Devrim ve sınıf ne yapmasını istiyorsa onu yaptı Bekir. Ne “ben yazarım” dedi ne de “ben şairim.” Neye ihtiyaç varsa oydu. Bir şair, bir yazar, bir tiyatrocu, bir işçi…
Dostta yarattığı moral kadar, düşmana saldığı korkunun sonucunda gözaltına alındı Bekir.
Ama en önemli eylemini yapmasına da engel olamadılar.
Erdal Eren için bir ağıt yaktı Bekir. Öyle güzel, öyle naif…
Bekir, Erdal Eren ile aynı gün katledildi. 13 Aralık!!
Yılların hiçbir önemi yok bu ayrıntıda. Erdal Eren için şiir yazdıktan bir süre sonra gözaltında katledildi. O şiirinin yayınlandığı Kaldıraç dergisinin Aralık sayısını göremedi. Tıpkı Erdal gibi, “büyük görevin bilinciyle, davaya tüm varlığını katan her insan gibi içi rahattı.”
KENARDAKİLERE…
Herkes söyledi,
O, yaptı.
Sessizce akan bir ırmaktı
Çağlayanların şamatasına
olgun bir gülümsemeyle baktı
Uçuruma ulaştığında
-biliyordu-
bir şelale olacaktı.
Herkes konuştu,
O, yaptı.
Sabırla kaynayan bir kaynaktı
Mertebesini
Yaşamın ayrıştırıcılığına bıraktı.
Büyük görevin bilinciyle
davaya varlığını kaptan her insan gibi
içi rahattı.
İşkencelerden geçirdiler Bekir’i. Devlet,karşısına dikilen iradeleri teslim almak için bugün de olduğu gibi o günlerde de her yolu denerdi. Bu yöntemlerden sadece biriydi işkence… Bekir’de geçti o tezgahlardan ama yılmadı. Korkmadı!
Korkutamadılar!
Hem devrimci bir işçi, devrimci sanatçı, bir işçi neden korksun ki sistemden!

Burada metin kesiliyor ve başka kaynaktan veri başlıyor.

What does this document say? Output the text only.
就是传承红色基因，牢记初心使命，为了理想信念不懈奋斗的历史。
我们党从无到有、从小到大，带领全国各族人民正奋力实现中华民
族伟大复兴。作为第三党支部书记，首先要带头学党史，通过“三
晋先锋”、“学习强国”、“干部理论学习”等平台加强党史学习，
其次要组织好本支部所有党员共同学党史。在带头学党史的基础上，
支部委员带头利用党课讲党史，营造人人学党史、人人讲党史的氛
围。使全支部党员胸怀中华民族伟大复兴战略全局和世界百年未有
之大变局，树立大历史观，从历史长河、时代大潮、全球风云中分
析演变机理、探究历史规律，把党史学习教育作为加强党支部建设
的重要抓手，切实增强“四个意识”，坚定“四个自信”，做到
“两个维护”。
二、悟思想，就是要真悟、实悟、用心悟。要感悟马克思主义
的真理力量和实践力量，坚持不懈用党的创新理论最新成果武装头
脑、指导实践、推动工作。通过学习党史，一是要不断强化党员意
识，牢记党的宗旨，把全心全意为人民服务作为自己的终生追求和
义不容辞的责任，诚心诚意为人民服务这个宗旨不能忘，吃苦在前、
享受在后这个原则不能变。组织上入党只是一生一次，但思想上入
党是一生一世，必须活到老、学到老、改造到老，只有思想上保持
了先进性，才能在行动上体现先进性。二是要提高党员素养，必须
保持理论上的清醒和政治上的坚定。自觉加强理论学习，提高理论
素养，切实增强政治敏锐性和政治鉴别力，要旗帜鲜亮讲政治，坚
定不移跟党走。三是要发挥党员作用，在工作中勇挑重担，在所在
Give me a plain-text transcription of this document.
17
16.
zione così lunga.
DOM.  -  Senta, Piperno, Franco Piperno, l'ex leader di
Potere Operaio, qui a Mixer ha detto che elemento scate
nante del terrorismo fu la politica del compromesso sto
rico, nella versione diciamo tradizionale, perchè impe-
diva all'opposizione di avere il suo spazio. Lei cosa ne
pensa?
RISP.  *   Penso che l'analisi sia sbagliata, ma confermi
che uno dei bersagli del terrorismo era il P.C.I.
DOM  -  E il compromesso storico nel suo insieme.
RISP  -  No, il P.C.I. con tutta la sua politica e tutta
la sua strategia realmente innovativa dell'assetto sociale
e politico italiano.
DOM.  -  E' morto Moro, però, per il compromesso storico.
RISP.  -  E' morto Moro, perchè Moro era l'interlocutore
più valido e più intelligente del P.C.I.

Katlettiler Bekir’i. Bir daha şiir yazamasın, oyunlar oynamayasın diye. Bekir gözaltına alındığında aynı yerde olan başka bir devrimci yıllar sonra kaleme aldığı mektubunda o anları, korkanların korkusunu, Bekir’in direnişini şöyle anlatıyordu;
“Gözaltına alınışımın beşinci günü (12.12.97) akşamı isminin Burhanettin olduğunu öğrendiğim, Bursa’da gözaltına alındığı belirtilen kişiyi getirdiler. Bankonun karşısındaki hücrede olduğum için kayıt işlemlerine tanık oldum. Kayıt sırasında moralinin oldukça iyi olduğunu gördüm. Karamsar hiçbir hava yoktu. Ancak yoğun hakaret ve küfüre maruz kalıyordu. Üzerinde büyük bir psikolojik baskı oluşturmak istedikleri belli oluyordu. Hücreye koymadan sorguya götürdüler. Tahminen üç-dört saat sorguda kaldı. Getirip yanımdaki hücreye koydular. Bu arada hakaret ve küfürler devam ediyordu. Aradan tahminen bir, bir buçuk saat geçmişti ki tekrar götürdüler. Gördüğüm işkencelerden dolayı halsizdim ve uyumuşum. Bundan sonra nelerin yaşandığına tanık olamadım. 13 Aralık cumartesi sabahı yoğun gürültülerle uyandım. Dışarıda müthiş bir koşuşturmaca yaşanıyordu. Bunun ayak seslerinden anlıyordum. Bilinçli bir panik havası yaratılmaya çalışılıyordu. Gardiyanlardan birinin polise seslendiği duyuldu “Abi koş adam kendini asmış”. Sanki biz gözaltında olan diğer insanlara bu özellikle duyurulmaya çalışılıyordu. Daha sonra bizleri teker teker başka kısıma aldılar. Nedenini sorduğumuzda polislerden biri “temizlik yapıldığını” başkası ise “müdürün denetime geldiğini” söyledi. Olağandışı bir şey olduğu kesindi.”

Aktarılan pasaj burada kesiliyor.